West Midlands economy stagnates as output declines

BUSINESS activity in the West Midlands stagnated during March with latest figures showing the region’s private sector economy stayed exactly on the dividing line between growth and decline.

The latest West Midlands PMI report showed output was static with the Lloyds TSB West Midlands Business Activity Index – which measures the combined output of the region’s manufacturing and service sectors – ending the month at 50.0, down marginally from 50.7 in February.

Any figure above 50.0 represents growth and anything below it, decline.

Activity was flat despite a stronger increase in new business and a further, albeit slower fall in backlogs of work. Companies signalled another modest rise in staffing levels, while rates of input and output price inflation picked up.

The stagnation brought to an end a three-month period of expansion for the private sector. Higher activity at service providers was offset by a decline in manufacturing output. The region performed worse than the UK average, where a moderate increase was signalled.
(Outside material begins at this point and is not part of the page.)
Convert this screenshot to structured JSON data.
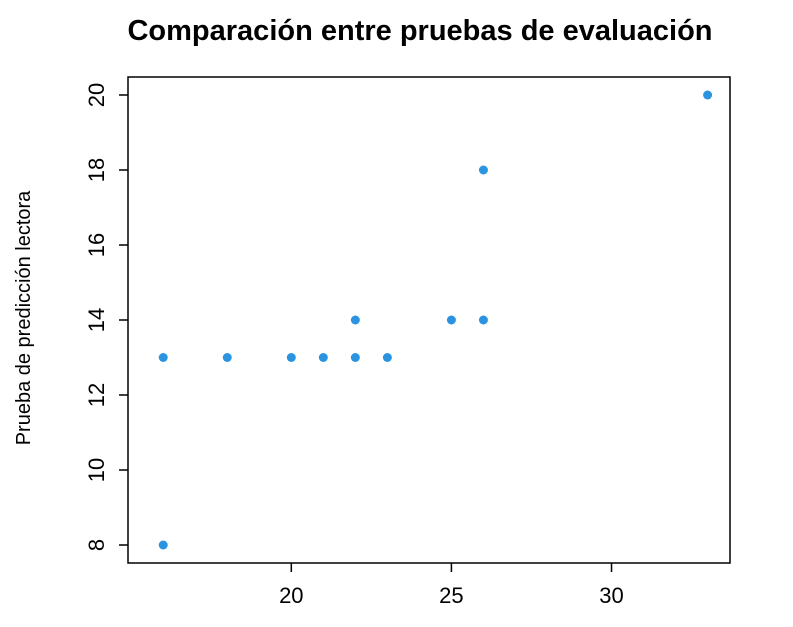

Output failed to rise despite a solid increase in the level of new business received by West Midlands companies during March. Growth of new work was the fastest for just under a year, and above the UK average. Panellists compiling the report commented that an improved demand environment and increased client willingness to spend had boosted inflows of new work.

As was the case throughout the first quarter of 2013, payroll numbers in the West Midlands private sector increased during March. That said, the rate of job hiring eased slightly since February and was modest overall. Employment growth was registered in both the manufacturing and service sectors.   

Higher staffing levels helped companies make further inroads into their backlogs of work during the month. Outstanding business was down for an 11th consecutive month, although the pace of decline eased to the weakest since last September.
 
The rate of input price inflation quickened last month, reaching a 10-month high. Panellists commented that sterling’s recent depreciation had raised the cost of imported items. Output prices also increased at a faster pace, with the latest rise the sharpest since September 2011.   
     
Andy Youngman, area director for Lloyds TSB Commercial Banking in Birmingham, said: “While business activity came to a standstill in March, a rise in new work offered reassurance that the underlying situation remains positive for the region’s private sector economy.

“This was backed up by continued job creation across the region, indicating that companies remain confident in their outlook. However, cost pressures increased as the weaker pound led to higher input costs, in turn leading companies to raise the prices charged to consumers.”